Pengamat Kebijakan Publik Universitas Mulawarman, Saipul Bachtiar, menegaskan bahwa kondisi internal DPRD saat ini justru menjadi alasan kuat untuk mempertahankan mekanisme pilkada langsung.
Menurut Saipul, alasan efisiensi anggaran dan mahalnya biaya politik yang dikemukakan sejumlah partai politik tidak dapat dijadikan pembenaran untuk menarik hak pilih rakyat.

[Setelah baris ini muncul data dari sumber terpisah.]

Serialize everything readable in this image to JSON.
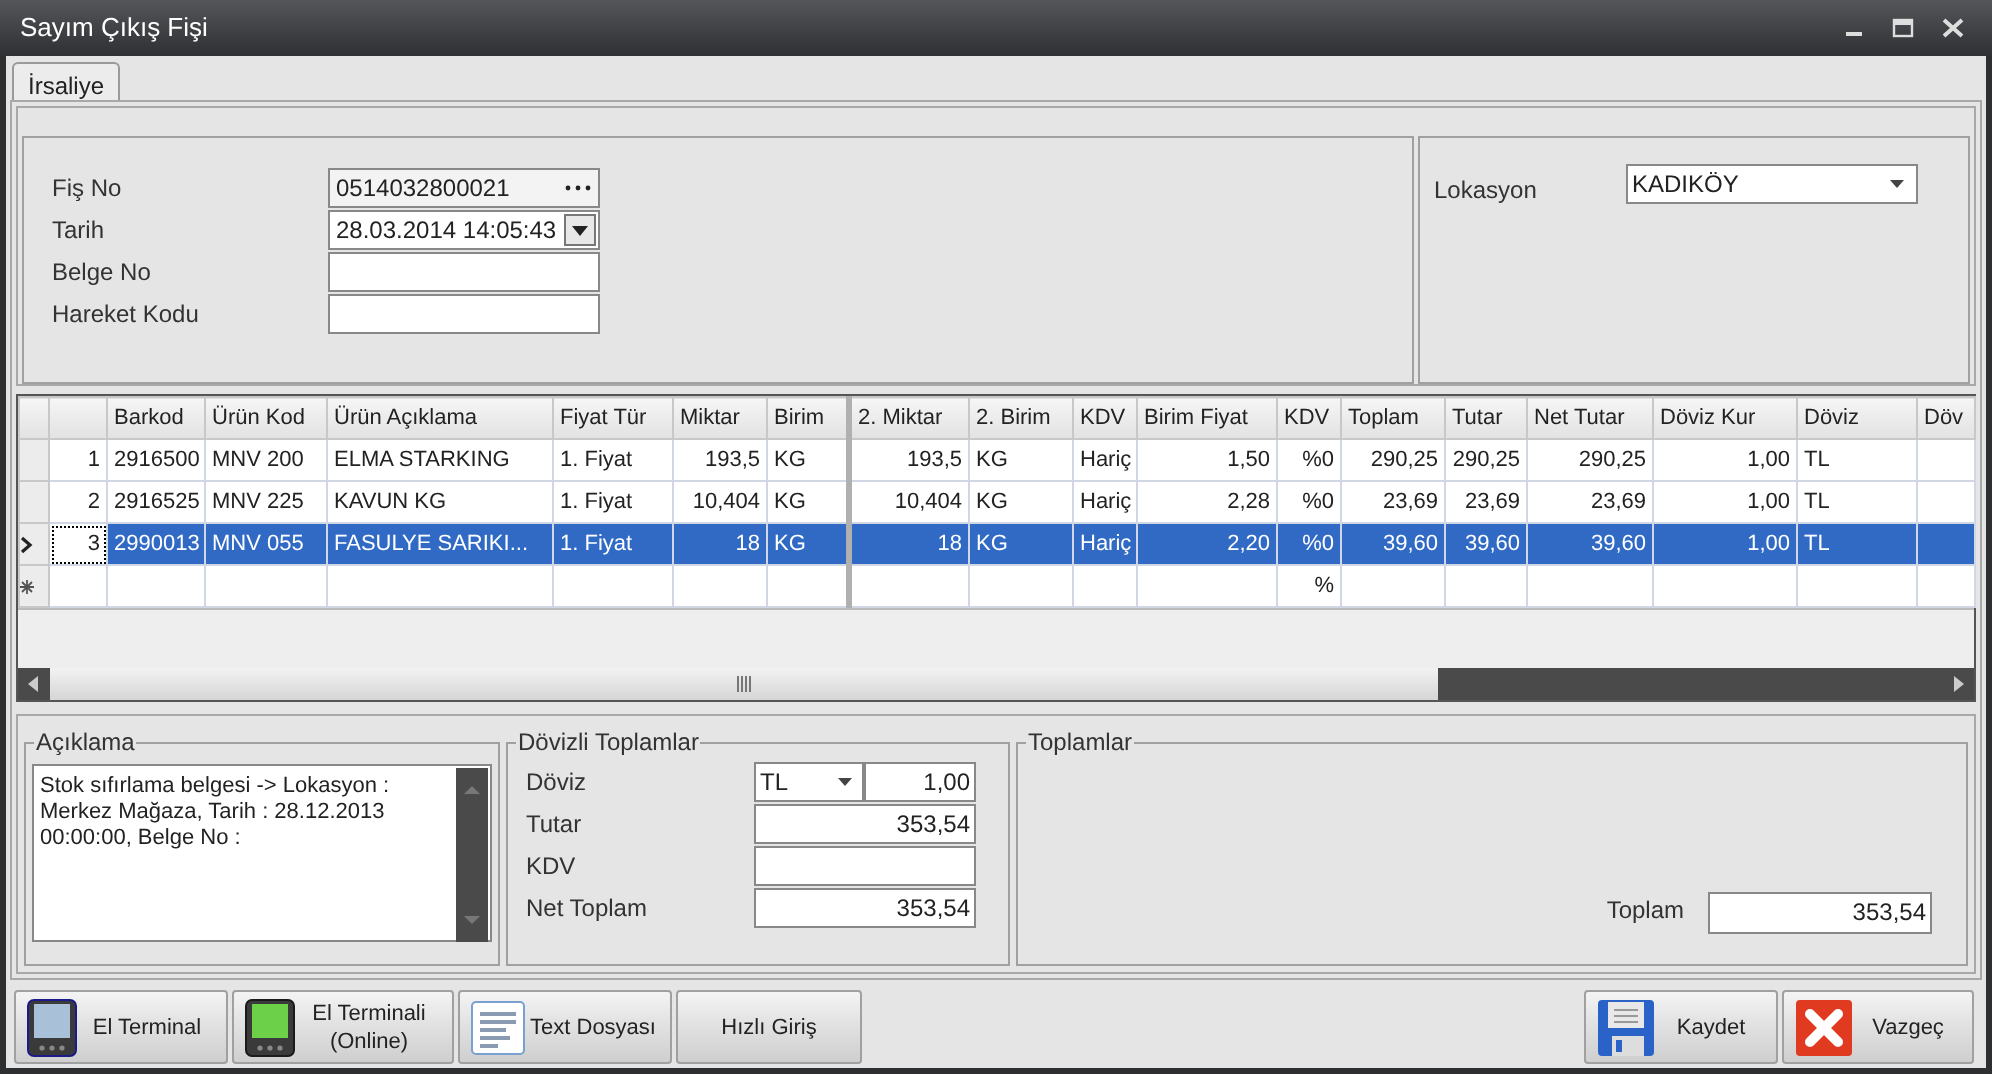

Ia menilai, problem utama demokrasi lokal bukan semata pada sistem pilkada langsung, melainkan pada kualitas aktor politik dan tata kelola pemilu.
“DPRD sendiri sedang tidak baik-baik saja. Tingkat kepercayaan publik rendah, banyak kasus hukum, dan fungsi pengawasan sering tidak berjalan maksimal,” ujarnya, Kamis (8/1/2026).
Ia mengingatkan, sejak diberlakukannya Undang-Undang Nomor 32 Tahun 2004, Indonesia telah mengambil jalan demokrasi dengan memberikan hak kepada rakyat untuk memilih kepala daerah secara langsung.
Mekanisme tersebut, kata dia, merupakan mandat reformasi yang tidak seharusnya dikoreksi mundur hanya karena persoalan teknis dan biaya.
“Pilkada langsung adalah salah satu capaian penting reformasi. Kalau dikembalikan ke DPRD, itu sama saja mengkhianati semangat reformasi,” tegas Saipul.
Lebih lanjut, ia menilai pengembalian kewenangan pilkada ke DPRD justru berpotensi menambah persoalan baru.
Dengan posisi DPRD yang dinilai lemah secara kelembagaan, risiko transaksi politik dan tarik-menarik kepentingan elite dinilai semakin besar.
Saipul juga menyinggung dukungan sejumlah partai politik terhadap wacana tersebut yang dinilainya perlu dikritisi secara terbuka.
Menurutnya, publik harus waspada agar perubahan mekanisme pilkada tidak mengarah pada praktik politik tertutup yang menjauh dari prinsip akuntabilitas.
“Yang perlu dibenahi adalah kualitas demokrasi dan tata kelola pilkada, bukan justru mencabut hak rakyat untuk memilih pemimpinnya secara langsung,” tutupnya.